Discover the origins of some of the more curious and amusing expressions that the Brazil’s northerners gave the rest of the country
Any language, given its constant evolution, can be said to have a life of its own. If the UK, a relatively small country, is home to several distinct dialects, imagine what is possible in a country the size of Brazil. Perhaps unsurprisingly then, Brazil is home to some of the most peculiar and surreal popular expressions when it comes to the Portuguese language, much in the same way that English has grown to incorporate some quite unusual idioms into everyday speak.
We begin our linguistic adventure with expressions that hail from the Northernmost reaches of the country, from Acre, Amazonas, Amapá, Pará, Rondônia, Roraima and Tocantins. Today, however, these prominent expressions are commonplace in other parts of the country due to migration, but their origins, studied by sociolinguistics, are often state-specific.
Mata-Gato: means outsider or thief. Well, we hope no animals were harmed in the process, as the direct translation would be “Kill-Cat”.
Peixada: the term is used when someone lands a new job on account of his or her contacts, as opposed to merit. Peixada also means fish stew… fishy indeed!
Arri djanga: an expression of surprise, astonishment or shock at any situation. In other words, it is the northern equivalent of “eita”, an expression of similar sentiment in the South.
Baldear: By transforming the noun “bucket” into the verb, “to bucket” implies that someone, by virtue of his or her bucket, is washing someone or something.

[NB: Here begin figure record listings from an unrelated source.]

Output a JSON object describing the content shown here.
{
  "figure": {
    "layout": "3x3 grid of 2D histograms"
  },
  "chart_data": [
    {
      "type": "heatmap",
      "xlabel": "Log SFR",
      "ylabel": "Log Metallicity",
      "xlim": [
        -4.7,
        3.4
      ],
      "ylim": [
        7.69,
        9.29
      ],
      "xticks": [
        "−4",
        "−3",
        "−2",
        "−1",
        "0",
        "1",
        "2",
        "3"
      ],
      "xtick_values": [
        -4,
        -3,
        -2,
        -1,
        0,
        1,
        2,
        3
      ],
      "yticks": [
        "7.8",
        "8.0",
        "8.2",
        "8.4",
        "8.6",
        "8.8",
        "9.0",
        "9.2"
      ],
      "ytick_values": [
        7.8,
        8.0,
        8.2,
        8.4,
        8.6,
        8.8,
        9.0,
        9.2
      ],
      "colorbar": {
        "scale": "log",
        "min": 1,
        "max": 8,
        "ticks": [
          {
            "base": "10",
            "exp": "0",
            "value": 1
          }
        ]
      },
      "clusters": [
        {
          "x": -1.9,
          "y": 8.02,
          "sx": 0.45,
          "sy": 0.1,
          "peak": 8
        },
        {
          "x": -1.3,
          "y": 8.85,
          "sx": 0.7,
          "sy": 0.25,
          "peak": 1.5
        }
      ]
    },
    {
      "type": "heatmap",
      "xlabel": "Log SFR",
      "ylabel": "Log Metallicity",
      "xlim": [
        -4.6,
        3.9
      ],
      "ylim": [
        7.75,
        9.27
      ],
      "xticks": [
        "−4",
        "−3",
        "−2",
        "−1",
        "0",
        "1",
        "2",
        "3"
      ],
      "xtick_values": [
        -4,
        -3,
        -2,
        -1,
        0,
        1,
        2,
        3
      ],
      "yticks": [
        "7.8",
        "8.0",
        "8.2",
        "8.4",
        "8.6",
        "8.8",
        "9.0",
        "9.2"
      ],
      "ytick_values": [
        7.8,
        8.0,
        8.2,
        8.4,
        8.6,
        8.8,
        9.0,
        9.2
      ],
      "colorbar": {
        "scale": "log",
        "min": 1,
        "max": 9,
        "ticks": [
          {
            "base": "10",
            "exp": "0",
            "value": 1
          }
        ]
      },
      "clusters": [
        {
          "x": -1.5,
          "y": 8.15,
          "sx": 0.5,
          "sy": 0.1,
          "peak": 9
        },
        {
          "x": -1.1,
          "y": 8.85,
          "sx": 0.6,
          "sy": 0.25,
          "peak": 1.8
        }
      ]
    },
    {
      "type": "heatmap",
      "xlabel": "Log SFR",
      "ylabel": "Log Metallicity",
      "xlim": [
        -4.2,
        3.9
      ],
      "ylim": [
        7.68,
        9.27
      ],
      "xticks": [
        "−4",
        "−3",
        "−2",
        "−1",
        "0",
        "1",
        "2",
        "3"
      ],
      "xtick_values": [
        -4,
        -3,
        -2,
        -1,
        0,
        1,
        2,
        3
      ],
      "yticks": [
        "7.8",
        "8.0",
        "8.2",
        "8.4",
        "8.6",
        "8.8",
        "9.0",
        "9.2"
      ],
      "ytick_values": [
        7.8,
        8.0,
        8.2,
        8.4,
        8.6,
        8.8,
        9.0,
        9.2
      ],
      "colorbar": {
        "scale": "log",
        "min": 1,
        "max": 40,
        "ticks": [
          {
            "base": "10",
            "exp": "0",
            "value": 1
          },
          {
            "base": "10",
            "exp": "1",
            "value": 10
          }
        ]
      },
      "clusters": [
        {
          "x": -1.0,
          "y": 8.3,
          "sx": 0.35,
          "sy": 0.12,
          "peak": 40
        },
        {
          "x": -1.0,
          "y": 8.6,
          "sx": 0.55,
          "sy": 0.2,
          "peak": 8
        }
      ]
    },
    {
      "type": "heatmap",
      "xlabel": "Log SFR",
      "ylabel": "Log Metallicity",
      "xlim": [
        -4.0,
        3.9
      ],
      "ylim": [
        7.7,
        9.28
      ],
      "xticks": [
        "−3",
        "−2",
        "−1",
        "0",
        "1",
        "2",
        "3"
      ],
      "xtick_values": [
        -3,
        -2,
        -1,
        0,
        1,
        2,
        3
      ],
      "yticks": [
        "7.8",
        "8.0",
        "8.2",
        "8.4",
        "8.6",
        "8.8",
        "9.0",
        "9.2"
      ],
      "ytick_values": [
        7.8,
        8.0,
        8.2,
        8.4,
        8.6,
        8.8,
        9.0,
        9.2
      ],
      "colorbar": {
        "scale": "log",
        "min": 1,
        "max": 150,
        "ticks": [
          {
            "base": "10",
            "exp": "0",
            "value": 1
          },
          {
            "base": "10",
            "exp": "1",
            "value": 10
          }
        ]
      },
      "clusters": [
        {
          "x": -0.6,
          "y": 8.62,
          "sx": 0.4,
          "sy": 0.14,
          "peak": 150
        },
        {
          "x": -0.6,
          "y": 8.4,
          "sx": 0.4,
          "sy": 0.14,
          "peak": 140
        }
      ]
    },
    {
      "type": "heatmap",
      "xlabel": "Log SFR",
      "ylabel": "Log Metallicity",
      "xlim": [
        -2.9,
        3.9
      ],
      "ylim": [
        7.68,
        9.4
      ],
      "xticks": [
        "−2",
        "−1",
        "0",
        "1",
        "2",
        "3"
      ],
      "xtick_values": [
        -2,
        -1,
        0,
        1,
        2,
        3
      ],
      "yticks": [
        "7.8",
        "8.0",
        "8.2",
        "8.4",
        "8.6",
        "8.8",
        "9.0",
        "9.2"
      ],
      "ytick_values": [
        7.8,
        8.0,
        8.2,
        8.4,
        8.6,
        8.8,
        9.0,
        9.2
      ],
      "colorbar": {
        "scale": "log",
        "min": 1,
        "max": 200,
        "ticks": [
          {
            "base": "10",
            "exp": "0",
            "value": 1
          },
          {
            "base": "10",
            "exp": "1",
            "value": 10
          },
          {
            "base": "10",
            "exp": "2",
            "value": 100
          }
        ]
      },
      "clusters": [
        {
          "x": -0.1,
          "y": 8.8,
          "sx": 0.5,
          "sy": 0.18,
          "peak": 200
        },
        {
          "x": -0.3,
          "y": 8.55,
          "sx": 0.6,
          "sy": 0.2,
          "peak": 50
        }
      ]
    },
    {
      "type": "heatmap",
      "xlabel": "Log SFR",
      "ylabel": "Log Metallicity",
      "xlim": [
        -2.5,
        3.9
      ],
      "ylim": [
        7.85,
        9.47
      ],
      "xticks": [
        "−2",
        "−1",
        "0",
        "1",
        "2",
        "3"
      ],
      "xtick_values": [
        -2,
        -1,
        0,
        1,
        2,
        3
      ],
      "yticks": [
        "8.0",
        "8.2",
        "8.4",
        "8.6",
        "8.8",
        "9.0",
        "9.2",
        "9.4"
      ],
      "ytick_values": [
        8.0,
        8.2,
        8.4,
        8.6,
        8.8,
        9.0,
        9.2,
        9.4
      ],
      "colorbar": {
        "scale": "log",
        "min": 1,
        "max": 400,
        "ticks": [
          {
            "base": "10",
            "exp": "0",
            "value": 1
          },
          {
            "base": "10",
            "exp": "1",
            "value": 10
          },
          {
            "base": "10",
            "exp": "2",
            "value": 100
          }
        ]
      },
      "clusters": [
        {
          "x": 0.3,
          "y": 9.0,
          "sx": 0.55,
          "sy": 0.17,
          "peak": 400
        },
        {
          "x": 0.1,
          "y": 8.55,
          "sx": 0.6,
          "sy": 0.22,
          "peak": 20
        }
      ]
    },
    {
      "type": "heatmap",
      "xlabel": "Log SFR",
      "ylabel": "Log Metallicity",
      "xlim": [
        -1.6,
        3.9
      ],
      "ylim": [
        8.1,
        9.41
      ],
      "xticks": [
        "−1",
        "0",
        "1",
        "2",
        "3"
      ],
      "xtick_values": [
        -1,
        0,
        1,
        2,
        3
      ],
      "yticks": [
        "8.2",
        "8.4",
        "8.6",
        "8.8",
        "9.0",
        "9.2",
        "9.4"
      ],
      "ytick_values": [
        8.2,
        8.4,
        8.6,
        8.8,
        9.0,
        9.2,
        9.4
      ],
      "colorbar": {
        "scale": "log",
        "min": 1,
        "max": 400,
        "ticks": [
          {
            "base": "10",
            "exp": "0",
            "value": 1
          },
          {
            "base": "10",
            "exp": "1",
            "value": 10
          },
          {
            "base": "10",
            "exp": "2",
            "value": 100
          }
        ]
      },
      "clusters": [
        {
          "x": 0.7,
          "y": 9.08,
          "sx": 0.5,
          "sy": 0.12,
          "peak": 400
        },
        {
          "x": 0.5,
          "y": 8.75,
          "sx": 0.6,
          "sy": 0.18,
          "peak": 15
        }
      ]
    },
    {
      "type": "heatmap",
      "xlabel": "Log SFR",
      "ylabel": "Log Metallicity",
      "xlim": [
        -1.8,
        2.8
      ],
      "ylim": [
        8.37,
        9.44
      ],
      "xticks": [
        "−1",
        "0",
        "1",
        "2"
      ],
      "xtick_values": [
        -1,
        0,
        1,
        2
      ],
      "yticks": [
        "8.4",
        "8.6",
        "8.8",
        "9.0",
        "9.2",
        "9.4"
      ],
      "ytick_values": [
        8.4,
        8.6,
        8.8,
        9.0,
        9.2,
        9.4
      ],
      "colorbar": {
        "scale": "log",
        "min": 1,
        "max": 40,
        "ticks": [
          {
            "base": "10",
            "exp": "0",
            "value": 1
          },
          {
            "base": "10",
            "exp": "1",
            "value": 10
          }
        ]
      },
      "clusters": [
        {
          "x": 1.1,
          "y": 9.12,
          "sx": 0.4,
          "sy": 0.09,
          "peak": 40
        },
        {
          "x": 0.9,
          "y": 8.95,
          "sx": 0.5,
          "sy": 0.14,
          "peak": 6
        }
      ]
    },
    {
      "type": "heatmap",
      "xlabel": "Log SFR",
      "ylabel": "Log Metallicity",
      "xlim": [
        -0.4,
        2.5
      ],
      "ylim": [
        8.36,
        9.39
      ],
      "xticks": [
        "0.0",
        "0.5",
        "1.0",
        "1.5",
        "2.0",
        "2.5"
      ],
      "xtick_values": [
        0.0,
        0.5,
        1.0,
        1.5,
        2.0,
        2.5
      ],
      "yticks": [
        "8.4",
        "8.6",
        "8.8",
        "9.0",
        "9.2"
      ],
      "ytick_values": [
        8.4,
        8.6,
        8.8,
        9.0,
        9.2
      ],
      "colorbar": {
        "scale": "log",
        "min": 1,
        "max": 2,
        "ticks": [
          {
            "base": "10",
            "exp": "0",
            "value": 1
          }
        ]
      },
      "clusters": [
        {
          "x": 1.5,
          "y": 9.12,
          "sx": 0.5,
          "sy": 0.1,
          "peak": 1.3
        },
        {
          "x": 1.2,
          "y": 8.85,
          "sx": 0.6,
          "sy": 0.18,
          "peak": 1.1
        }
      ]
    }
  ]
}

Espocar: “to burst”, when translated literally. So, proceed with caution when someone tells you that the place might “espocar”: it means it might explode at any moment. It can also be used to describe the sensation of overeating. That is, being so full that you might “explode”.
Bribote: snacks, savoury or sweet. But the word is also used to describe certain snacks of a certain nutritional deficit, even “junk” food, at least in the capital of Acre, Rio Branco.
Levar o farelo: in the capital of Pará, Belém, this curious expression means to die. Or rather to be killed, as opposed to its literal translation, which would be “take the bran”. Maybe the “bran” represents someone’s ashes following their cremation? Well, something to ponder… or not.
Égua de largura: this expression from Amapá means, “to be very lucky”. It must have come from the world of horse racing as the literal translation would be “mare of length”.
Paidégua: When it comes to expressions, mares seem to be the animal of choice. Although this expression most probably originated in Ceará, these days you’ll hear it used in states like Pará and Amapá. It means something is very cool or of particular interest.